Department of Pediatrics, Keio University School of Medicine, 35 Shinanomachi, Shinjuku-ku, Tokyo, Japan.
Department of Pediatrics, Tokyo Ohtsuka Metropolitan Hospital, 2-8-1, Minamiohtsuka, Toshima-ku, Tokyo, Japan.
CEN Case Rep. 2023 Feb;12(1):130-134. doi: 10.1007/s13730-022-00732-z. Epub 2022 Sep 10.
Glomerulopathy associated with shunt infection is commonly membranoproliferative glomerulonephritis, whereas the causative organisms of secondary membranous nephropathy are usually viruses. We report a case of membranous nephropathy associated with shunt infection. The patient was born at 29-week gestation with a birth weight of 1178 g. Ventriculoperitoneal shunt surgery had been performed for congenital hydrocephalus. Thereafter, she had experienced seven shunt infections. At the age 13 years, proteinuria was detected in a school urinary screening. Urinalysis at our hospital demonstrated 3 + protein and 3 + blood. Laboratory testing demonstrated a serum creatinine 0.5 m/dl, albumin 2.5 g/dl, C-reactive protein (CRP) 13.7 mg/dl, and C3 182 mg/dl. Prior to repeat urinalysis, the patient developed vomiting and was admitted with suspected shunt infection. On admission, her body temperature was 36.0 ºC. Physical examination was unremarkable other than small stature and a palpable mass in the left upper quadrant. Urinalysis demonstrated 2 + protein and 1 + blood with no cells or casts. The urinary protein excretion was 3 g/day. Abnormal laboratory tests included erythrocyte sedimentation rate 102 mm/hr, CRP 11.67 mg/dl, IgG 2442 mg/dl, C3 177 mg/dl, and C4 44 mg/dl. Antibiotic therapy was initiated for a presumptive diagnosis of shunt infection and the shunt catheter was removed. Cultures obtained after antibiotic administration were negative. Proteinuria persisted after control of the shunt infection. Histology of a renal biopsy demonstrated membranous nephropathy with diffuse granular IgG staining and subepithelial deposits.

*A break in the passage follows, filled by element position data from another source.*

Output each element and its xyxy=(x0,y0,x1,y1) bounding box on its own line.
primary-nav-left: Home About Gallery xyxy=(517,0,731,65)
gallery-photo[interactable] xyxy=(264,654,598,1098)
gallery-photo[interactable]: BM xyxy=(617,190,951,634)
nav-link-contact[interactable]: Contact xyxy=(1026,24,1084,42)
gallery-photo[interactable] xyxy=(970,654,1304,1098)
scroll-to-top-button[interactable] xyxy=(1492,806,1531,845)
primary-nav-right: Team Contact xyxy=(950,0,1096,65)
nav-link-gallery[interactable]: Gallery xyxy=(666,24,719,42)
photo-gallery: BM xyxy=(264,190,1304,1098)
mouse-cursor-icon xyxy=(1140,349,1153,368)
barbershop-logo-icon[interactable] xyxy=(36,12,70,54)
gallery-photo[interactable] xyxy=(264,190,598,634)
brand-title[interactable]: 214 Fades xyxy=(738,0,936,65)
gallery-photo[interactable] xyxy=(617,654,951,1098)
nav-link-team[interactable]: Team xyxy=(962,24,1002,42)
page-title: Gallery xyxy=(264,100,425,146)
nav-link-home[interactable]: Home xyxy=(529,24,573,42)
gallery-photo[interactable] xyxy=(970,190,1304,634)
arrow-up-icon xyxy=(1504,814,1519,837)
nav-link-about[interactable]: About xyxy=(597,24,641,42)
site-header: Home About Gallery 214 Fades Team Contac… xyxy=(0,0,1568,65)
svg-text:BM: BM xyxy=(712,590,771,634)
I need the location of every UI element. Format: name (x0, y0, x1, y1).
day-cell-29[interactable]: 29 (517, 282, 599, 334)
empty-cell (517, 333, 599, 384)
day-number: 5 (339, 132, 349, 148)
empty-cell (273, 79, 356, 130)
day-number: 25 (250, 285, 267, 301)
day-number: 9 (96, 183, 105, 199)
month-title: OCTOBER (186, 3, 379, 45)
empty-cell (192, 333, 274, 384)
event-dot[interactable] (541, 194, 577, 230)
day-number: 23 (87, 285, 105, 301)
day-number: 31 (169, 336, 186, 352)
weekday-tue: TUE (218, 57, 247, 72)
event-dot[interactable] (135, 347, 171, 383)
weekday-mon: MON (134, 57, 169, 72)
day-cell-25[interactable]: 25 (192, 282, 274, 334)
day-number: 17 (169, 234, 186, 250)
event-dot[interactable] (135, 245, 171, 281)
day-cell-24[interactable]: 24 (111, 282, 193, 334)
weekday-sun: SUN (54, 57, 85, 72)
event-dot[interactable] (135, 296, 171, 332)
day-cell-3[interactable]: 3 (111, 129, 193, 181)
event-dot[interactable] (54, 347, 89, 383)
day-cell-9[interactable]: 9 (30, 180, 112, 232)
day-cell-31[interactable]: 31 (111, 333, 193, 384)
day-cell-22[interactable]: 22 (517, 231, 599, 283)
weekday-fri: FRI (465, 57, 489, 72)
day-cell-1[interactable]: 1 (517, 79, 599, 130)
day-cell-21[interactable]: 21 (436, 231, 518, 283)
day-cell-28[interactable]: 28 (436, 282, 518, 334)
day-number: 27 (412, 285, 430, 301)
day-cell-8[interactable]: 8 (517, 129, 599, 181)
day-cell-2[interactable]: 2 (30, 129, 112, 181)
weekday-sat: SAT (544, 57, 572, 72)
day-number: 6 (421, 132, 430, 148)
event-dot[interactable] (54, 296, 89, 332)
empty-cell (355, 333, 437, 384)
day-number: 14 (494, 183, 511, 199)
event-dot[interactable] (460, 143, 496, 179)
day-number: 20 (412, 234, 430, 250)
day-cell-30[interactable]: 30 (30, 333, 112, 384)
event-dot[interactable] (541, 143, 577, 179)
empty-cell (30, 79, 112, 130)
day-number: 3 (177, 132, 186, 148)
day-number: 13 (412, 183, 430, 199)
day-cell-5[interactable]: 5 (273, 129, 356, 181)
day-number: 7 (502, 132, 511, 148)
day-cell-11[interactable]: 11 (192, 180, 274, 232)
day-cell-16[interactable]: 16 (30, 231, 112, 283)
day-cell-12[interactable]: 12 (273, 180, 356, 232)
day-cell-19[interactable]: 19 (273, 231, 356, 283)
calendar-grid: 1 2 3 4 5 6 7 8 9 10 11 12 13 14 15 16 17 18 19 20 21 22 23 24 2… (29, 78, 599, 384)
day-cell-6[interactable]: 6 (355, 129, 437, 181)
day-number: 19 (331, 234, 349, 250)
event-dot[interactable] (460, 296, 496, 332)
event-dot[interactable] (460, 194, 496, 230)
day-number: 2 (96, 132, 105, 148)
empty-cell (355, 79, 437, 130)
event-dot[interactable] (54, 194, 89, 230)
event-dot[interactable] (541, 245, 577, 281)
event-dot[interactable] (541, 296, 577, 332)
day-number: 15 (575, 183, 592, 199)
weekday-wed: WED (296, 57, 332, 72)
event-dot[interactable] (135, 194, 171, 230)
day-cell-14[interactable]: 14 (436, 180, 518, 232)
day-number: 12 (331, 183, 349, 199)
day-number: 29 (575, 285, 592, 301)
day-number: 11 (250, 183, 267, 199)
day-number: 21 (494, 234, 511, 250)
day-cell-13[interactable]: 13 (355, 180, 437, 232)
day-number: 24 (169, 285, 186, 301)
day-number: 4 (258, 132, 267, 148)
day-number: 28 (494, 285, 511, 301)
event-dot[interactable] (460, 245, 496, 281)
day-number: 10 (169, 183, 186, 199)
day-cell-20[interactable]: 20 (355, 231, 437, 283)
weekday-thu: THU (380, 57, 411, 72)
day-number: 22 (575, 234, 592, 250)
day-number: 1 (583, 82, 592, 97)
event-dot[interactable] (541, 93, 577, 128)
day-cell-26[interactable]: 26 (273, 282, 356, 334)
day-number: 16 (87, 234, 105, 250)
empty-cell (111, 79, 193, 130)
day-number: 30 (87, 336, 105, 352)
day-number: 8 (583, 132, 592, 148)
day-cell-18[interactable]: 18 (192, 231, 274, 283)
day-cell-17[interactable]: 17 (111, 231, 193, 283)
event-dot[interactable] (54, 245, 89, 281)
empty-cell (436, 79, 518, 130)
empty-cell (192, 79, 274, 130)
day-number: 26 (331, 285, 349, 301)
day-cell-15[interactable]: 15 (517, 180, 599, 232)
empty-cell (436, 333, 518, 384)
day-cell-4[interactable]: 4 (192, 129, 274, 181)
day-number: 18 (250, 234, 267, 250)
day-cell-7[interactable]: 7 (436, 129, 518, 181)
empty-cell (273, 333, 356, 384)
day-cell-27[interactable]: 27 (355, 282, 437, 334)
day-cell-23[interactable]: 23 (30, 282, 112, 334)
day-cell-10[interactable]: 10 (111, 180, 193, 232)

Three possible pathomechanisms for her membranous nephropathy were considered.
与分流感染相关的肾小球病通常为膜增生性肾小球肾炎,而继发性膜性肾病的病原体通常为病毒。我们报告一例与分流感染相关的膜性肾病。患者 29 孕周出生,出生体重 1178g。因先天性脑积水行脑室-腹腔分流术。此后,她经历了 7 次分流感染。13 岁时,在学校尿液筛查中发现蛋白尿。我院尿液分析显示 3+蛋白和 3+血。实验室检查显示血清肌酐 0.5mg/dl,白蛋白 2.5g/dl,C 反应蛋白(CRP)13.7mg/dl,C3 182mg/dl。在重复进行尿液分析之前,患者出现呕吐并因疑似分流感染而入院。入院时,患者体温为 36.0°C。除身材矮小和左上象限可触及肿块外,体格检查无明显异常。尿液分析显示 2+蛋白和 1+血,无细胞或管型。尿蛋白排泄量为 3g/天。异常实验室检查包括红细胞沉降率 102mm/hr,CRP 11.67mg/dl,IgG 2442mg/dl,C3 177mg/dl 和 C4 44mg/dl。鉴于疑似分流感染,给予抗生素治疗并移除分流导管。抗生素治疗后获得的培养物为阴性。分流感染得到控制后,蛋白尿仍持续存在。肾活检组织学显示膜性肾病,弥漫性颗粒 IgG 染色和上皮下沉积物。考虑到她的膜性肾病有 3 种可能的发病机制。